DiaCarta’s (Pleasanton, CA, USA) RadTox Test is a liquid biopsy test designed to monitor tumor response and progression by observing changes in cfDNA levels. This test is crucial for determining early on if a patient's treatment plan is effective, helping avoid unnecessary side effects. The RadTox Test uses DiaCarta's unique QuantiDNA Direct cfDNA Test technology to measure cfDNA concentrations in a blood sample without the need for sample purification. This method allows doctors to quickly assess how well a treatment is working. With this information, doctors can adjust treatments in a more accurately and timely manner than before.
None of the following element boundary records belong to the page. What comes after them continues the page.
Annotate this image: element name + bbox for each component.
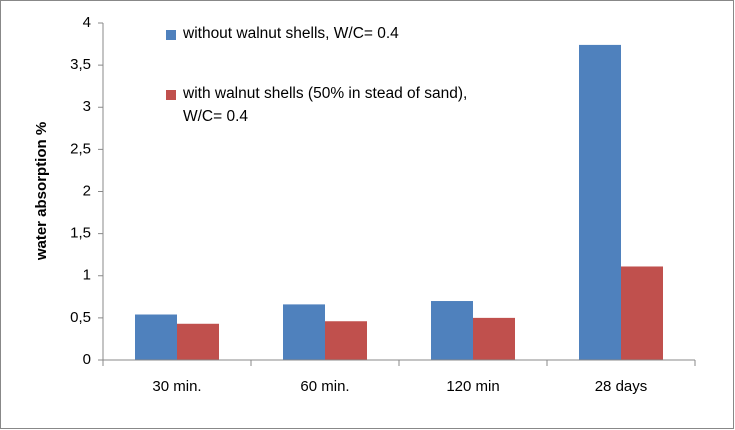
bar [177, 323, 219, 360]
bar [621, 266, 663, 360]
legend-label: with walnut shells (50% in stead of sand… [183, 85, 468, 125]
x-tick-label: 60 min. [300, 378, 349, 395]
y-tick-label: 2 [83, 182, 91, 199]
bar [283, 304, 325, 360]
y-axis-title: water absorption % [33, 122, 50, 261]
y-tick-label: 3 [83, 98, 91, 115]
x-tick-label: 30 min. [152, 378, 201, 395]
y-tick-label: 4 [83, 14, 91, 31]
y-tick-label: 0,5 [70, 309, 91, 326]
y-tick-label: 0 [83, 351, 91, 368]
legend-swatch [166, 30, 176, 40]
bar [579, 44, 621, 360]
x-tick-label: 28 days [595, 378, 648, 395]
bar [473, 317, 515, 360]
y-tick-label: 2,5 [70, 140, 91, 157]
y-tick-label: 1 [83, 267, 91, 284]
x-tick-label: 120 min [446, 378, 499, 395]
bar [431, 301, 473, 360]
bar [325, 321, 367, 360]
y-tick-label: 3,5 [70, 56, 91, 73]
bar [135, 314, 177, 360]
y-tick-label: 1,5 [70, 225, 91, 242]
legend-swatch [166, 90, 176, 100]
legend-label: without walnut shells, W/C= 0.4 [183, 25, 399, 42]
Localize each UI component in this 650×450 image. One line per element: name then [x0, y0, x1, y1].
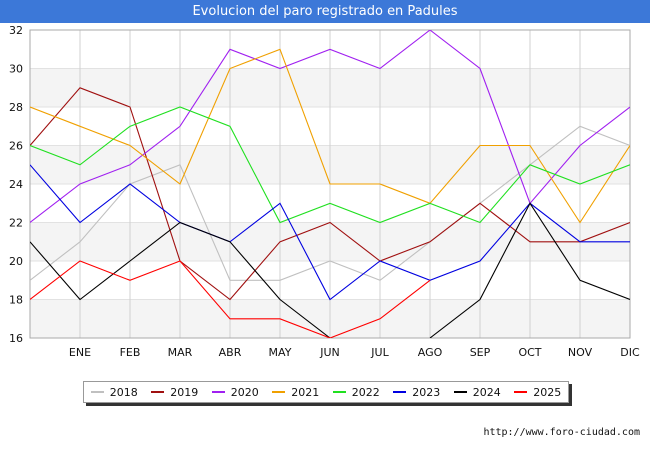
x-tick-label: OCT [518, 346, 541, 359]
x-tick-label: SEP [470, 346, 491, 359]
legend-swatch [272, 391, 286, 393]
legend-swatch [151, 391, 165, 393]
legend-label: 2023 [412, 385, 441, 399]
x-tick-label: MAR [168, 346, 193, 359]
y-tick-label: 26 [9, 140, 23, 153]
legend-label: 2020 [230, 385, 259, 399]
legend-swatch [211, 391, 225, 393]
y-tick-label: 22 [9, 217, 23, 230]
x-tick-label: JUN [319, 346, 340, 359]
x-tick-label: ENE [69, 346, 91, 359]
legend-swatch [90, 391, 104, 393]
legend-item-2023: 2023 [393, 386, 440, 399]
legend-label: 2018 [109, 385, 138, 399]
line-chart: 16 18 20 22 24 26 28 30 32 ENE FEB MAR ABR MAY JUN JUL A… [9, 24, 640, 359]
series-line-2024 [429, 202, 630, 338]
legend-label: 2024 [472, 385, 501, 399]
legend-item-2024: 2024 [453, 385, 501, 399]
y-tick-label: 20 [9, 255, 23, 268]
legend-swatch [453, 391, 467, 393]
legend-item-2020: 2020 [211, 385, 259, 399]
source-credit: http://www.foro-ciudad.com [483, 427, 640, 438]
y-tick-label: 32 [9, 24, 23, 37]
x-tick-label: JUL [370, 346, 389, 359]
legend-item-2022: 2022 [332, 385, 380, 399]
series-line-2021 [30, 48, 630, 224]
legend-label: 2021 [291, 385, 320, 399]
legend-label: 2025 [533, 385, 562, 399]
series-line-2019 [30, 87, 630, 301]
legend-swatch [514, 391, 528, 393]
chart-legend: 2018 2019 2020 2021 2022 2023 2024 2025 [83, 381, 569, 403]
series-line-2024 [30, 221, 331, 338]
y-tick-label: 30 [9, 63, 23, 76]
x-tick-label: FEB [120, 346, 141, 359]
y-tick-label: 28 [9, 101, 23, 114]
legend-swatch [332, 391, 346, 393]
series-line-2025 [30, 260, 431, 338]
legend-item-2025: 2025 [514, 386, 561, 399]
y-tick-label: 18 [9, 294, 23, 307]
legend-label: 2019 [170, 385, 199, 399]
y-tick-label: 24 [9, 178, 23, 191]
legend-item-2019: 2019 [151, 386, 198, 399]
legend-label: 2022 [351, 385, 380, 399]
y-tick-label: 16 [9, 332, 23, 345]
x-tick-label: ABR [219, 346, 242, 359]
x-tick-label: NOV [568, 346, 593, 359]
x-tick-label: DIC [620, 346, 640, 359]
legend-item-2018: 2018 [90, 385, 138, 399]
x-tick-label: MAY [269, 346, 292, 359]
legend-swatch [393, 391, 407, 393]
chart-title: Evolucion del paro registrado en Padules [0, 0, 650, 23]
legend-item-2021: 2021 [272, 386, 319, 399]
x-tick-label: AGO [418, 346, 443, 359]
series-line-2022 [30, 106, 630, 224]
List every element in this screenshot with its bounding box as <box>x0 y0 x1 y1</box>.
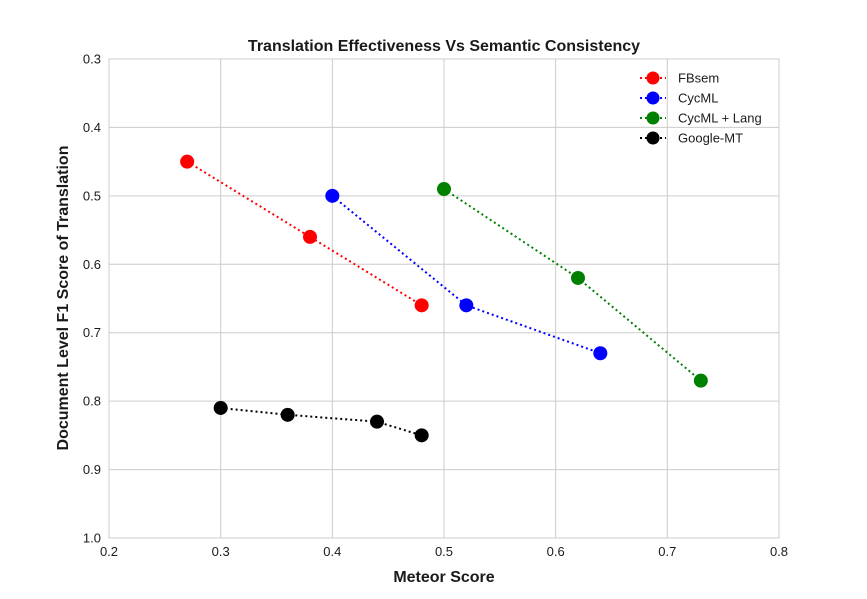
data-point <box>414 428 429 443</box>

The RadTox Test is particularly useful during various treatments, including radiation, chemotherapy, immunotherapy, and other cancer therapies, monitoring cfDNA levels throughout the entire course of treatment. This provides early insights into how the cancer is responding to treatment, well before imaging tests might show changes, often three months after therapy starts. This timely feedback is crucial for making informed treatment decisions. Unlike traditional molecular residual disease (MRD) monitoring that only look for specific cancer mutations after treatment, the RadTox Test offers a broader perspective by tracking overall cfDNA changes. This gives doctors a clearer understanding of the treatment's impact, helping tailor care to each patient's needs.

"With just 10 microliters of plasma, our test has generated significant clinical data across a broad spectrum of cancer treatments," explained Dr. Aiguo (Adam) Zhang, President, and CEO of DiaCarta. "Our initial findings across 22 tumor types with over 250,000 samples performed globally demonstrate the immense potential of this pan-cancer monitoring test."